Furthermore, the results also showed that pathways such as nitric oxide transport and cellular response to calcium ion had a relatively high enrichment multiple, indicating that nitric oxide and calcium ions could have an impact on AD. This supports that cellular calcium homeostasis disorder plays an important role in the pathogenesis of AD [43], and the chronic absence of NO in endothelial cells may lead to Aβ -related pathological and cognitive decline [44]. These results support that BEC may mediate the AD process through the neurovascular pathway. These functional enrichment results have strengthened the signals revealed by differential expression analysis from a biological perspective, providing a new entry point for understanding the interaction mechanism between the vascular system and the nervous system in AD.
This study found that there was a certain relationship between AD and the expression of endothelial cells, but the overall correlation was weak and did not reach a statistically significant level. Although previous studies suggested that CD2AP deletion and APOE4 might play differential roles between genders, these two genes were not found in the differential expression analysis of the genes. Moreover, no significant interaction was found in the gender analysis, indicating that under the current data conditions, the effect of AD on endothelial cell expression is roughly similar between men and women. The analysis of differential expression of genes revealed potential candidate molecules. Between the Dementia and No Dementia groups, multiple genes with significant expression differences were identified. These newly identified genes provide new candidate targets for AD-related vascular lesions.

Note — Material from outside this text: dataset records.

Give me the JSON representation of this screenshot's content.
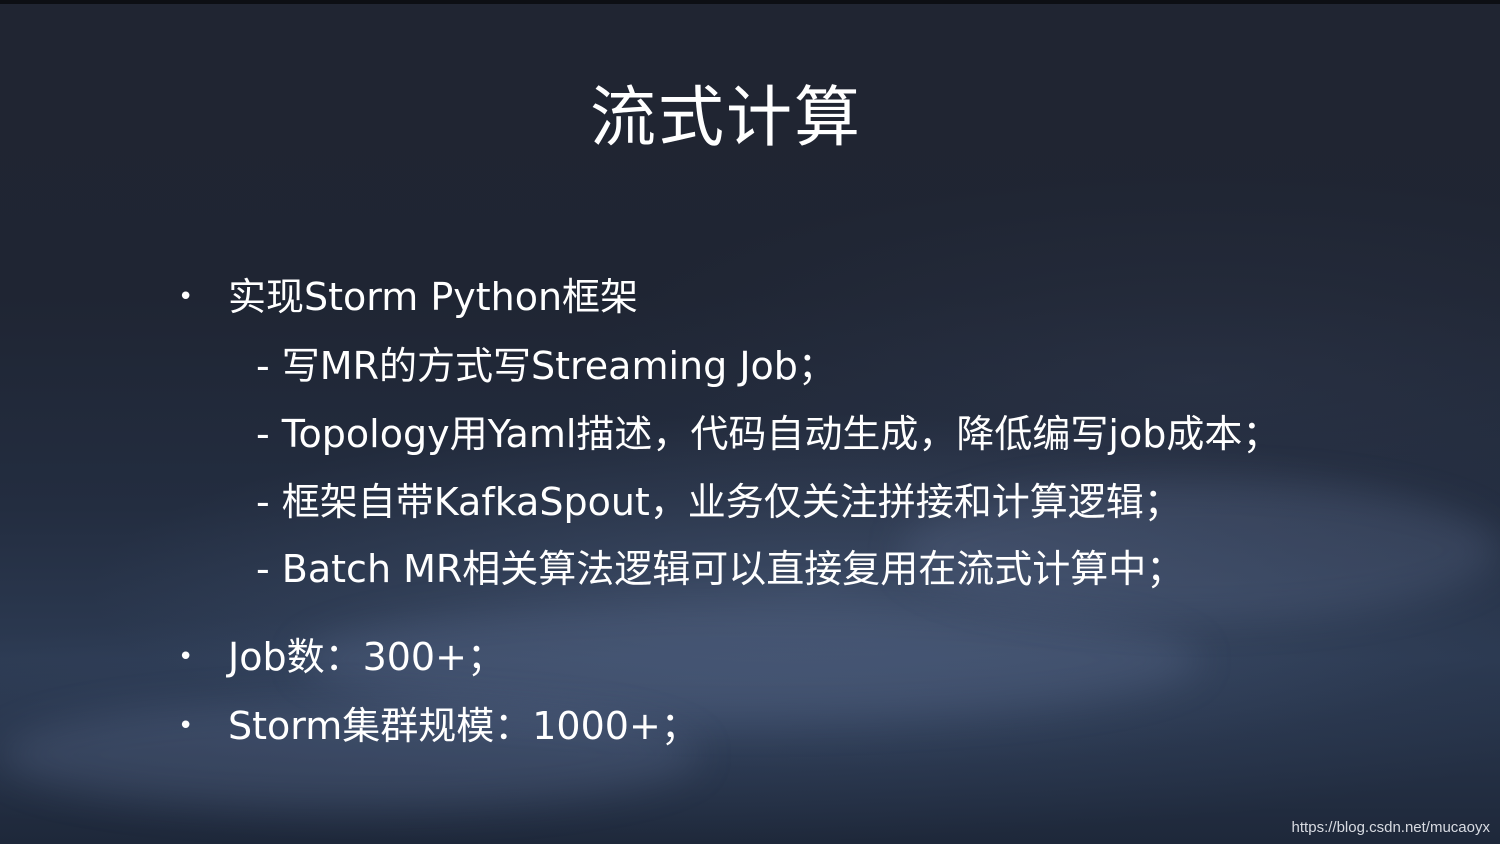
{
  "slide": {
    "title": "流式计算",
    "bullets": [
      {
        "marker": "•",
        "text": "实现Storm Python框架",
        "sub_items": [
          "- 写MR的方式写Streaming Job；",
          "- Topology用Yaml描述，代码自动生成，降低编写job成本；",
          "- 框架自带KafkaSpout，业务仅关注拼接和计算逻辑；",
          "- Batch MR相关算法逻辑可以直接复用在流式计算中；"
        ]
      },
      {
        "marker": "•",
        "text": "Job数：300+；"
      },
      {
        "marker": "•",
        "text": "Storm集群规模：1000+；"
      }
    ]
  },
  "watermark": "https://blog.csdn.net/mucaoyx"
}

Although this study provides certain preliminary evidence, there are also some important limitations. Firstly, the sample size is relatively limited. Especially after grouping, it may reduce the efficiency of model checking. Secondly, we failed to distinguish between brain regions or the microenvironment and were unable to capture region-specific expression differences. Thirdly, the cross-sectional data adopted in this study cannot yet reflect the dynamic change process of a single sample over time. These limitations may reduce the ability to detect known AD-related signals, especially if their changes are subtle or region-specific.

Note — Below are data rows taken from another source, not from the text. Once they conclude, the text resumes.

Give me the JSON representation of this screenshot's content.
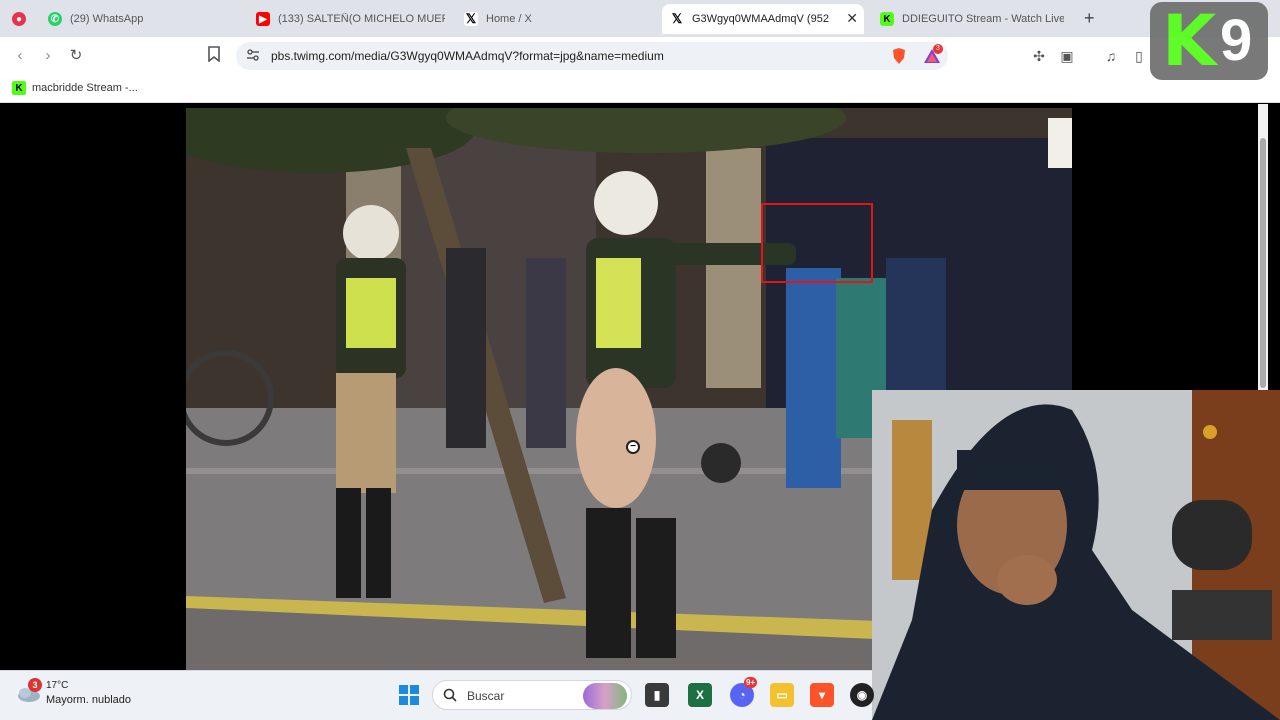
{
  "tabs": [
    {
      "label": "",
      "icon": "record-icon",
      "color": "#e8344a"
    },
    {
      "label": "(29) WhatsApp",
      "icon": "whatsapp-icon",
      "color": "#25d366"
    },
    {
      "label": "(133) SALTEÑ(O MICHELO MUER",
      "icon": "youtube-icon",
      "color": "#ff0000"
    },
    {
      "label": "Home / X",
      "icon": "x-icon",
      "color": "#000000"
    },
    {
      "label": "G3Wgyq0WMAAdmqV (952",
      "icon": "x-icon",
      "color": "#000000",
      "active": true
    },
    {
      "label": "DDIEGUITO Stream - Watch Live",
      "icon": "kick-icon",
      "color": "#53fc18"
    }
  ],
  "toolbar": {
    "url": "pbs.twimg.com/media/G3Wgyq0WMAAdmqV?format=jpg&name=medium",
    "brave_badge": "3"
  },
  "bookmarks": [
    {
      "label": "macbridde Stream -...",
      "icon": "kick-icon"
    }
  ],
  "overlay": {
    "logo_letter": "K",
    "logo_number": "9"
  },
  "taskbar": {
    "weather_badge": "3",
    "temperature": "17°C",
    "weather_desc": "Mayorm. nublado",
    "search_placeholder": "Buscar",
    "discord_badge": "9+"
  },
  "colors": {
    "accent_kick": "#53fc18",
    "highlight_box": "#e01515",
    "tab_strip": "#dfe3e9"
  }
}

In conclusion, although no strong statistical association was found in this study, the obtained results provide preliminary clues to the cerebrovascular mechanism of AD. Future studies can combine larger sample sizes, multi-omics data (such as single-cell transcriptomes, spatial transcriptomes, genotype information), and brain region-specific analyses to further explore the regulatory mechanisms of endothelial cell changes in AD and their gender dependence, and promote the development of precise intervention strategies.